KARISHMA IS CURRENTLY A 2ND YEAR STUDENT AT GRAD FILM.  WE ASKED HER A FEW QUESTIONS AND HERE’S WHAT SHE HAD TO SAY:

 

Where are you from and what is it like there?

I was born in New Delhi, India. I’ve had sort of a love-hate relationship with the city. It’s probably as crowded as it is lonely, generously green but its pollution is palpable, still seeped in social norms but spilling with new ideas, new money. Delhi can be severe in its extremities. 
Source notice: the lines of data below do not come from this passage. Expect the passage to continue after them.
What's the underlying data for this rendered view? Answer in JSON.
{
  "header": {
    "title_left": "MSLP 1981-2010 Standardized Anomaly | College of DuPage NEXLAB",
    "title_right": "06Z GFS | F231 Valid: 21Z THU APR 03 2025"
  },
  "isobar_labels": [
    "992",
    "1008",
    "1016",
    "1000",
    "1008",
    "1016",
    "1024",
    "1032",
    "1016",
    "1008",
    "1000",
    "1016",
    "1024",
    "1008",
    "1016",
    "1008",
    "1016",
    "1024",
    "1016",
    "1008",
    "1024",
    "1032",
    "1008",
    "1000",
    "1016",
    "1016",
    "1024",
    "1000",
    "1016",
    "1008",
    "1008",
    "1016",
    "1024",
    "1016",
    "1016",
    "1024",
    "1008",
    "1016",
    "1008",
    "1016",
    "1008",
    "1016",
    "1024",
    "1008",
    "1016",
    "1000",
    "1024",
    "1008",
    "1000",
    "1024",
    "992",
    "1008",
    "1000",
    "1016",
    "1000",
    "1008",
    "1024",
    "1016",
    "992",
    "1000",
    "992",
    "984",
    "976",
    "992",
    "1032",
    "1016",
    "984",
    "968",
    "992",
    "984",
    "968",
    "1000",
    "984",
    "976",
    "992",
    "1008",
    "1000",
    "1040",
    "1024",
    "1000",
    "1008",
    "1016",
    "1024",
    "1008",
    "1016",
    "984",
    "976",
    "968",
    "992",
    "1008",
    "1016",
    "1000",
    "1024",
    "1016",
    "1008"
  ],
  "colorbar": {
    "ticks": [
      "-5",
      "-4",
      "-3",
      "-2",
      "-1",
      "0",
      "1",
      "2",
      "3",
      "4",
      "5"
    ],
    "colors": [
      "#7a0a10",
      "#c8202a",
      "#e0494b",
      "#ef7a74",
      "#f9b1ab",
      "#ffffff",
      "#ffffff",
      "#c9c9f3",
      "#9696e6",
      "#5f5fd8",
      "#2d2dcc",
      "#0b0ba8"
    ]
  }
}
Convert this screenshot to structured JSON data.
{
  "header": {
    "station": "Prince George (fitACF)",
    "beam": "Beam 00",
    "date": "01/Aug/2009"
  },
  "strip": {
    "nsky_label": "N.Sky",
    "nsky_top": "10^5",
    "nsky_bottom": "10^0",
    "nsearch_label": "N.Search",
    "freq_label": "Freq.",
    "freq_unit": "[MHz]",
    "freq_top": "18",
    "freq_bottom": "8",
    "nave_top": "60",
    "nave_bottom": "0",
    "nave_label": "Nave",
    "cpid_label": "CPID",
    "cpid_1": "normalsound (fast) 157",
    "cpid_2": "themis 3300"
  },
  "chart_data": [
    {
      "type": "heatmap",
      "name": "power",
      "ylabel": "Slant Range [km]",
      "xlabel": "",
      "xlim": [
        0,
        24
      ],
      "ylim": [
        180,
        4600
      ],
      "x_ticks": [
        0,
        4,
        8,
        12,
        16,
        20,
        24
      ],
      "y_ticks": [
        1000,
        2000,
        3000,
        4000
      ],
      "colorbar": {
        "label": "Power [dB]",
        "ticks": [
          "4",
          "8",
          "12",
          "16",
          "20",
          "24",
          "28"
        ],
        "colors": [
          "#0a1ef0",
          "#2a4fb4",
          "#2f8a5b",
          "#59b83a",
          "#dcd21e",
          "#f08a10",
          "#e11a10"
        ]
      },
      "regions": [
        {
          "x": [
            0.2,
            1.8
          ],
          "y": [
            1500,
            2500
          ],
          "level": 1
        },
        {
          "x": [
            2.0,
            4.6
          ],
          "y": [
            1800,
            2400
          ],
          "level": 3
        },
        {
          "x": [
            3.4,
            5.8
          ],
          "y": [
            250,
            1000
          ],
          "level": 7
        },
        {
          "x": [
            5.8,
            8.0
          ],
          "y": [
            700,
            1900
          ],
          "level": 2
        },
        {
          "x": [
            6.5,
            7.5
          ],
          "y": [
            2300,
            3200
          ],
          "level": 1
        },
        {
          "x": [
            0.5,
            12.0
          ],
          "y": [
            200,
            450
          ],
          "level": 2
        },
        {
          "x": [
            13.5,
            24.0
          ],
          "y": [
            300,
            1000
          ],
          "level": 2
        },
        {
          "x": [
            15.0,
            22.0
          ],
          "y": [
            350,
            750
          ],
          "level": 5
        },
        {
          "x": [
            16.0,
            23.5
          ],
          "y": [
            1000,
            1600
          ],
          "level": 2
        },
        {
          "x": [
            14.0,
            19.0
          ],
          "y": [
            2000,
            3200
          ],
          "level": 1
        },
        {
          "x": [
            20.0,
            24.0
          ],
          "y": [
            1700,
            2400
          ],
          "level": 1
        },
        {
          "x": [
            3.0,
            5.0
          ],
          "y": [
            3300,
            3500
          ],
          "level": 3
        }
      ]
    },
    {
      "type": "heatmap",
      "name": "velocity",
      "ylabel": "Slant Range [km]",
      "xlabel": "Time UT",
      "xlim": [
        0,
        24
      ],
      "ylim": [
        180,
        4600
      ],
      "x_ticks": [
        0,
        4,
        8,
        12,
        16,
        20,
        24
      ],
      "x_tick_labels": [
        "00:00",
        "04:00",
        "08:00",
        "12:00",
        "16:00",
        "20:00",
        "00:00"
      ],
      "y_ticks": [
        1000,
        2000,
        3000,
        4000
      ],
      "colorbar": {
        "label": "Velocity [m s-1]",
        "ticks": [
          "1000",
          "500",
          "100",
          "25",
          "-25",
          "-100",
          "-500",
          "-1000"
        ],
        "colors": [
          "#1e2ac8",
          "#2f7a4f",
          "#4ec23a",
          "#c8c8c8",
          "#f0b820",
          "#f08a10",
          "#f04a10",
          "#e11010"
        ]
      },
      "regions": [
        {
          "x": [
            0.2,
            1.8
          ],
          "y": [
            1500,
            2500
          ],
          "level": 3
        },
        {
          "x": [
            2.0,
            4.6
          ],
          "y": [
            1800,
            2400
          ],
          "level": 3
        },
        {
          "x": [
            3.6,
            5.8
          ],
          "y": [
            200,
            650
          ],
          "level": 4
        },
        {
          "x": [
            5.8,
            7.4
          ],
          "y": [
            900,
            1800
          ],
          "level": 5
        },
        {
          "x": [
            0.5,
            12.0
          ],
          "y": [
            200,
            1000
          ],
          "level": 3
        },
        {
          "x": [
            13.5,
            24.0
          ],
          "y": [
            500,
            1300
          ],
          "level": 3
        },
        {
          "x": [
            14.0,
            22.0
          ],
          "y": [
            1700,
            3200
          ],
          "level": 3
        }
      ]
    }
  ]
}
I was very young when I moved to Dehradun, a small valley in the foothills of the Himalayas where I attended boarding school for about eight years. Despite its diverse demographic, the school believed in an equal, homogenous lifestyle for the students - we were always in uniform, ate only school food, no heating, no valuables from home. I remember eating raw mangoes off of trees on campus or toothpaste when we starved for outside food. It was kind of austere now that I think about it. But at the time, I remember feeling at home immediately. 

 

What or who is inspiring you right now and why?

I love my country in all its complexities, but it has been unusually inspiring to live away from home. Being away from it has made me look at it closer, understand it better, had me asking the right questions to myself. 

I’m interested in narratives that stem from a rapidly evolving culture- India and its recent politics has both enraged and excited me a lot this past year. The ruling right wing ideology has gone out of its way to fail the social pluralist order in India. It has been a strange year of petty bans, vigilante rule and savage intolerance for absolutely anything different.

In a sense, I feel like it’s good time for art and expression in India. For the first time, I witnessed many artists, writers, filmmakers I respect, come together to challenge or even reject the current political practices. I found a lot inspiration in the words, recent films, and music that have been incited by the dissent felt in India right now.

 

What has been your most rewarding experience at NYU Tisch Grad Film so far?

I came to Tisch completely new to film, so just to be able to learn the basics has given more than I could imagine. But I think I’m most grateful for the collaborators and friends I have met in the program, it’s been unimaginably exciting getting to know and work with so many talented filmmakers.